14.5.10. crate_anon.nlp_manager.cloud_parser

crate_anon/nlp_manager/cloud_parser.py


Copyright (C) 2015, University of Cambridge, Department of Psychiatry. Created by Rudolf Cardinal (rnc1001@cam.ac.uk).

This file is part of CRATE.

CRATE is free software: you can redistribute it and/or modify it under the terms of the GNU General Public License as published by the Free Software Foundation, either version 3 of the License, or (at your option) any later version.

CRATE is distributed in the hope that it will be useful, but WITHOUT ANY WARRANTY; without even the implied warranty of MERCHANTABILITY or FITNESS FOR A PARTICULAR PURPOSE. See the GNU General Public License for more details.

You should have received a copy of the GNU General Public License along with CRATE. If not, see <https://www.gnu.org/licenses/>.


Send text to a cloud-based NLPRP server for processing.

Todo

cloud_parser: handle new tabular_schema info from server

class crate_anon.nlp_manager.cloud_parser.Cloud(nlpdef: NlpDefinition | None, cfg_processor_name: str | None, commit: bool = False)[source]

EXTERNAL.

Abstract NLP processor that passes information to a remote (cloud-based) NLP system via the NLPRP protocol. The processor at the other end might be of any kind.

__init__(nlpdef: NlpDefinition | None, cfg_processor_name: str | None, commit: bool = False) None[source]
Parameters:
  • nlpdefcrate_anon.nlp_manager.nlp_definition.NlpDefinition

  • cfg_processor_name – the config section for the processor

  • commit – force a COMMIT whenever we insert data? You should specify this in multiprocess mode, or you may get database deadlocks.

dest_tables_columns() Dict[str, List[Column]][source]

Describes the destination table(s) that this NLP processor wants to write to.

Returns:

a dictionary of {tablename: destination_columns}, where destination_columns is a list of SQLAlchemy Column objects.

Return type:

dict

dest_tables_indexes() Dict[str, List[Index]][source]

Describes indexes that this NLP processor suggests for its destination table(s).

Returns:

a dictionary of {tablename: indexes}, where indexes is a list of SQLAlchemy Index objects.

Return type:

dict

static get_coltype_parts(coltype_str: str) List[str][source]

Get root column type and parameter, i.e. for VARCHAR(50) root column type is VARCHAR and parameter is 50.

is_tabular() bool[source]

Is the format of the schema information given by the remote processor tabular?

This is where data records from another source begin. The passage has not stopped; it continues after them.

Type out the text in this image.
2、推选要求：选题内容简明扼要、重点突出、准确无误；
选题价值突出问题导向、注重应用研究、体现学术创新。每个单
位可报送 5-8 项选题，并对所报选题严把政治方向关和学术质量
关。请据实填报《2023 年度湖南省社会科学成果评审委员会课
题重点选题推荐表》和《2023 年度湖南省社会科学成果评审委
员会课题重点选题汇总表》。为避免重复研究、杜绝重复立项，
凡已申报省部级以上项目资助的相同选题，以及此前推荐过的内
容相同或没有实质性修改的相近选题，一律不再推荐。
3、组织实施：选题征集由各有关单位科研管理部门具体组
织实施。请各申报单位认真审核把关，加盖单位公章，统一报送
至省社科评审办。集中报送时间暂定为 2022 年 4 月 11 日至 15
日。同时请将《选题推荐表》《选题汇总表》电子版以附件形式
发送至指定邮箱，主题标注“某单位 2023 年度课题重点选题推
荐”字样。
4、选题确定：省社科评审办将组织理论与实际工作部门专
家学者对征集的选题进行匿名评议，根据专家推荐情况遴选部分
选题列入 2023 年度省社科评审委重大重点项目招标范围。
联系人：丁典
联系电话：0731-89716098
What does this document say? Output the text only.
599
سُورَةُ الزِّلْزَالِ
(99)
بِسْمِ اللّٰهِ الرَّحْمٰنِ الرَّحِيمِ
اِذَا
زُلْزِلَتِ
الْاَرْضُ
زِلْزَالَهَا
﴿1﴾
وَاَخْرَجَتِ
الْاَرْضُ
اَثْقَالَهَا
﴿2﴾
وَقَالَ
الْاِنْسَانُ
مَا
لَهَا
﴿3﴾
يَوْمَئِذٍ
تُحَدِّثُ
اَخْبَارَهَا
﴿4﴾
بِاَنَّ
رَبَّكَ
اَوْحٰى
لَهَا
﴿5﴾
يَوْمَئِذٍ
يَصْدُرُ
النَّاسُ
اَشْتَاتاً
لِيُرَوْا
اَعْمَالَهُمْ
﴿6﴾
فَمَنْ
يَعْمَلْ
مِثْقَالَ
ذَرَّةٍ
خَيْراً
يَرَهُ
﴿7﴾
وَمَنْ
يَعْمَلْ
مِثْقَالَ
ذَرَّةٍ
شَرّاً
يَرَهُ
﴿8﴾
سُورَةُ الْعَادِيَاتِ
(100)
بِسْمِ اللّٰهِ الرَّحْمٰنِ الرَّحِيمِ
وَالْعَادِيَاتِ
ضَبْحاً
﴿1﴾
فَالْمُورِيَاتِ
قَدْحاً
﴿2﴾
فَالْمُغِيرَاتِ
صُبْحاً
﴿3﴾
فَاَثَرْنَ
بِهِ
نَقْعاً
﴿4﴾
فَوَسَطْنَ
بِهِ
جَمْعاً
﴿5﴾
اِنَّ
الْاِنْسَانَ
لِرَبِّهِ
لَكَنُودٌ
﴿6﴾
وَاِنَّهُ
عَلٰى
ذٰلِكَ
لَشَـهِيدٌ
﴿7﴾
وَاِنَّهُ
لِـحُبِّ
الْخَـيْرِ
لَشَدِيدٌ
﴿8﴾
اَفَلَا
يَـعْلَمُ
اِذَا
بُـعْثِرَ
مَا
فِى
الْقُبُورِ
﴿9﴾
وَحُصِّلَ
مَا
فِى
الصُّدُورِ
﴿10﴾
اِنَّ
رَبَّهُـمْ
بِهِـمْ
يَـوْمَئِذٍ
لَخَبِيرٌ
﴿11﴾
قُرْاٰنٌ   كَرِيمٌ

set_procinfo_if_correct(remote_processor: ServerProcessor) None[source]

Checks if a processor dictionary, with all the nlprp specified info a processor should have, belongs to this processor. If it does, then we add the information from the procesor dictionary.

static str_to_coltype_general(coltype_str: str) Type[TypeEngine][source]

Get the sqlalchemy column type class which fits with the column type.